LC noted COSLA had a recent discussion with ADES around this work. ADES are keen to engage with SPSO given school level and LA level arrangements. LC suggested arranging a meeting between COSLA, ADES and SPSO. AS said he would be happily involved in the work.

Action: Laura Caven and Andrew Sheridan to arrange a meeting between COSLA, ADES and SPSO around the child-friendly complaints project.

LP noted in the chat function that she is keen to see if SPSO are considering advocacy using an independent advocacy framework, which should always be relationships-based. She agreed with KT’s suggestions around capacity and General Comment 12, also thinking about disabled children and considering how to provide support so they can exercise capacity on an equal basis to non-disabled children, in order to uphold the PSED as well as UNCRC and CRPD.

RA agreed to share the presentation with members and noted she is happy to take questions in writing.

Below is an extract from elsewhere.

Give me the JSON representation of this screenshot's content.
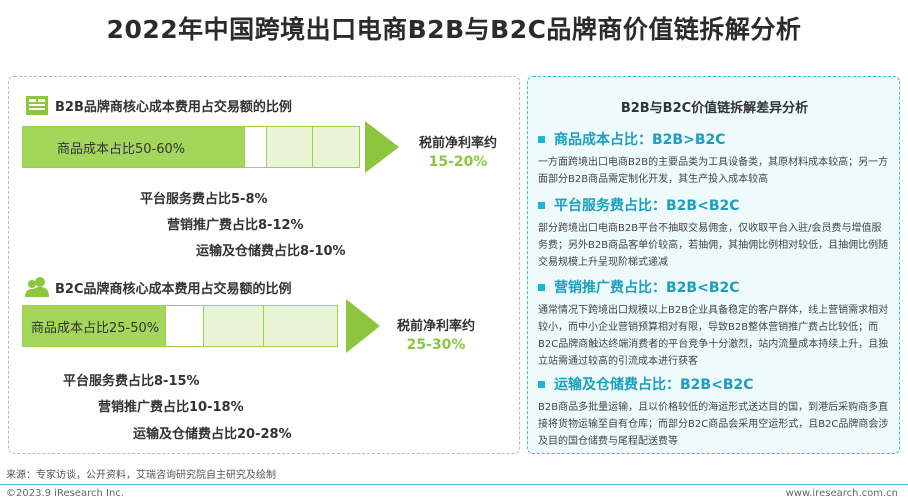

Action: Eilidh Walker to share SPSO presentation with the minutes after the meeting.

Any other business

LL updated the group on interim plans for communications for World Children’s Day (WCD). LL indicated that we will not be publishing a Progress Report on the Action Plan but will be publishing the Scottish Position Statement to coincide with World Children’s Day. This will include our responses to a list of issues the UN Committee has submitted to the UK as a whole. LL noted the revised Bill will not be debated and passed by WCD, stating that it may be possible to have the motion and amendments to the Bill published by this date but this depends on when we hear back from Parliament on admissibility and from the UK Government.

The Parent, Carers and Families booklet will be launched online and then updated into paper form once the Bill is passed. Young Scot is also running a co-created comms plan and we are scoping the possibility of publishing a blog post every week day in the week leading to WCD. We will update SIB on these plans by correspondence.

DN asked whether SG will be sending their position statement to the UN Committee in Geneva? LL noted she was unaware of this opportunity and will follow up with Agnes Rennick who leads on the work around the position statement.

Action: Liz Levy to speak to Agnes Rennick about submitting the Scottish Position Statement to the UN Committee in Geneva.

The Children’s Parliament will present at the next meeting on the work they are undertaking to support UNCRC implementation.

The next meeting is on Tuesday 22 November 15:30 to 17:00 PM.